In November 1998, Matra BAe Dynamics signed a contract with the UAE to supply MICA air-to-air missiles and the Black Shaheen air-to-ground missiles. The contract is said to be worth $2 billion, two-thirds of which cover the cost of the Black Shahine.

Matra BAe Dynamics’ parent company, Lagardere, said the deal would allow it "to establish close cooperation with the United Arab Emirates for the next 20 years." Black Shahine (Black Falcon) is a long-range strike missile based on the Apache and SCALP EG stand-off weapons being built for France and the Storm Shadow, which will equip the UK’s Royal Air Force.

Helmet for the Mirage

At the Paris Air Show last year, Sextant Avionique announced that successful flight trials of its Topsight E helmet-mounted sight/display had been completed in a Mirage 2000. Topsight E displays critical information, protects the pilot, and provides communications. In the display of critical information, Topsight E has three main functions:

  • Visual target designation–by transmitting the target’s line of sight to the nav/attack system. Used with modern missiles, Topsight allows pilots to perform wide off-boresight target designation.

  • Visual target acquisition–using reverse cueing mode where the display symbology guides the pilot’s eyes to the target tracked by the aircraft sensors. The nav/attack system provides spatial data.

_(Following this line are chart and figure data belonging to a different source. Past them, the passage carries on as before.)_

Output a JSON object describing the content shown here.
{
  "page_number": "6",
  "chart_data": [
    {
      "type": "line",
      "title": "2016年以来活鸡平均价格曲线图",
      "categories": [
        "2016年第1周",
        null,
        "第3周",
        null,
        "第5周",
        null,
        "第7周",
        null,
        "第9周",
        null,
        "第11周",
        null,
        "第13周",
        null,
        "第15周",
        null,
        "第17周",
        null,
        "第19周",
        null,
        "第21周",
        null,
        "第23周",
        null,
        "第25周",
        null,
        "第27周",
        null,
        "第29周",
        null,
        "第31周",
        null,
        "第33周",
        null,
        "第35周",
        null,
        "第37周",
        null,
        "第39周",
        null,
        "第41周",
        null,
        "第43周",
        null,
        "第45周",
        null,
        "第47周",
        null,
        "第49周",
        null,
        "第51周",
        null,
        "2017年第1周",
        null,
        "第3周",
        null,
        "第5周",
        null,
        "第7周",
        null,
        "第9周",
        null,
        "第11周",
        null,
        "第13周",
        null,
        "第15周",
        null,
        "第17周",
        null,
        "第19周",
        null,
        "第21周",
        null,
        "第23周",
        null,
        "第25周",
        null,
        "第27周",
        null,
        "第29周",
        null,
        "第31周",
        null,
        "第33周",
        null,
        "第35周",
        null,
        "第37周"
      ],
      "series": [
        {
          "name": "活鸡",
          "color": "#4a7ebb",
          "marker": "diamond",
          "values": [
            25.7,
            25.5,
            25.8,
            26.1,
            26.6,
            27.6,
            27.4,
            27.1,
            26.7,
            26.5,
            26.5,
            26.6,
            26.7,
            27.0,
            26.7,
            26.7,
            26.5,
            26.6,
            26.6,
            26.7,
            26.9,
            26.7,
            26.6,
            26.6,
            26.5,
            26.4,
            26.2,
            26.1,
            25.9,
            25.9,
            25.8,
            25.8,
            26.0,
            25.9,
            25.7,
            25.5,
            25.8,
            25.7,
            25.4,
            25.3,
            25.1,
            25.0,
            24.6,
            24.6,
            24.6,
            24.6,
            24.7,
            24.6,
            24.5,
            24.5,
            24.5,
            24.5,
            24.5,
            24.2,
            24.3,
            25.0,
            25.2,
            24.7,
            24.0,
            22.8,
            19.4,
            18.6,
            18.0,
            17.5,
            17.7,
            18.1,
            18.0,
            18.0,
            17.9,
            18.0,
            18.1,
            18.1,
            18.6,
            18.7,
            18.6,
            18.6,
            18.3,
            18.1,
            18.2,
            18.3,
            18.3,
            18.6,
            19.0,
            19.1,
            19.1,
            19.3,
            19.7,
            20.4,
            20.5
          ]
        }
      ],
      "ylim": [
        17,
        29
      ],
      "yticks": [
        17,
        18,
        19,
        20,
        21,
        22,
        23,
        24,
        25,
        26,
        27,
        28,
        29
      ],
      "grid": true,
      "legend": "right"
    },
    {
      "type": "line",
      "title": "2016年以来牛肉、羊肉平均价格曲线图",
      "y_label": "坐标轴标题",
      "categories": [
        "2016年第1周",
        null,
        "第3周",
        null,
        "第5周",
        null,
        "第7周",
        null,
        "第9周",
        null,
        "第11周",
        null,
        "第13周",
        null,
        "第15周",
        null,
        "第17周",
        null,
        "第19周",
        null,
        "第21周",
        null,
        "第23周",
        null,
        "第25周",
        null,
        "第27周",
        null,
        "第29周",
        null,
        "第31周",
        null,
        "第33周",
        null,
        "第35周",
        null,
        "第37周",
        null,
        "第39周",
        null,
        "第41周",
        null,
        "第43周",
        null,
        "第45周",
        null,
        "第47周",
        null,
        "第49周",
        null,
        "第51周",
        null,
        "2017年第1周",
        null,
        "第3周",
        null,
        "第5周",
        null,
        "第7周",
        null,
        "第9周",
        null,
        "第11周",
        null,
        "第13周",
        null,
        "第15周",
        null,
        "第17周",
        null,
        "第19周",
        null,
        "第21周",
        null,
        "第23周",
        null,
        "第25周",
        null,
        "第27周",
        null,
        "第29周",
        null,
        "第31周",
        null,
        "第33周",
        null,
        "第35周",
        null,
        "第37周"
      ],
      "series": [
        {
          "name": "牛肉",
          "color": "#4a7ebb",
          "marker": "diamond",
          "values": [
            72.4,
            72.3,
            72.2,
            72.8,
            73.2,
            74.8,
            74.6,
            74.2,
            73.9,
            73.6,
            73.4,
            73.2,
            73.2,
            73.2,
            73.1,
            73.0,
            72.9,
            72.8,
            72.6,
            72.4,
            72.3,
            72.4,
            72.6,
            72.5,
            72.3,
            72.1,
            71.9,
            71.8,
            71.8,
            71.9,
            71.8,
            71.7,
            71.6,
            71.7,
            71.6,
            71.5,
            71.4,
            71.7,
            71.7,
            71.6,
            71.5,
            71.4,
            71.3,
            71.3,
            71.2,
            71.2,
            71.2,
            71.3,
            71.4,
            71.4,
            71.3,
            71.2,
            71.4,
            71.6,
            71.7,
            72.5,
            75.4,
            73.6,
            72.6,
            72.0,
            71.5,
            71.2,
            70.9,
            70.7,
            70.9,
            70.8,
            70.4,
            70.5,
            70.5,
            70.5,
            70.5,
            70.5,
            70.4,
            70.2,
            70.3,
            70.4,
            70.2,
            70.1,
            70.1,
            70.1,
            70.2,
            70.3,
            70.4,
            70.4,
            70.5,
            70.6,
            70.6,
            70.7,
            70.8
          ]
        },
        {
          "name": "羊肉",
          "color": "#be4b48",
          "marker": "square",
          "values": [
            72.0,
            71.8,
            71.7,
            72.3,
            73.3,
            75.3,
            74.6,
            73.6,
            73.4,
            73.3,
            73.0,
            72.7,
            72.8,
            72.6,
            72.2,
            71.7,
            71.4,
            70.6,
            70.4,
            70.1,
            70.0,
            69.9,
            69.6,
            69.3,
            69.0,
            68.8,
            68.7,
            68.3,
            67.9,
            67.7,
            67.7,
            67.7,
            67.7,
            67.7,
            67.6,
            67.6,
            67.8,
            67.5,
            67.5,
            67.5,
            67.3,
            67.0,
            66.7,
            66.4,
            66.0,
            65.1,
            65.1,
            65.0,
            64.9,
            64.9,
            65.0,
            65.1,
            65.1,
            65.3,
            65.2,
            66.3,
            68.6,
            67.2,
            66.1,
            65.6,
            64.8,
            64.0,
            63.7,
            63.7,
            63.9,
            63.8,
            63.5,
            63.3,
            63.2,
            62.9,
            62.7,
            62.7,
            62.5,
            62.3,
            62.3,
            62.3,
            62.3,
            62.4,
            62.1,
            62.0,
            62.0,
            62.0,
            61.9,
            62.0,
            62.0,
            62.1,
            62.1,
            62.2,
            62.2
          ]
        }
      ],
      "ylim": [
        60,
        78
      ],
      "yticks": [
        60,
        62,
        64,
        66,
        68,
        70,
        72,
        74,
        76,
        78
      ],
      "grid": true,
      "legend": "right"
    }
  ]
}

  • Situational awareness–based on concise display of vital information (tactical, navigation, safety, etc).

Topsight allows air forces to use existing oxygen masks without modifications. It also can be reconfigured in-flight on trainers to mimic the avionics and display symbology of various fighters, including the Mirage 2000. It has four integrated operational modes:

  • Navigation is based on ring laser gyro INS with embedded GPS receiver.

  • Air-to-air weapon delivery includes guns, rockets and high- and low-drag bombs using continuous computation of impact point (CCIP) and continuous computation of release point (CCRP).

  • Training includes failure simulations, as well as target and threat simulations.

  • The Topflight avionics suite features a full glass cockpit and HOTAS control, plus a range of avionics, linked to a 1553 multiplex bus.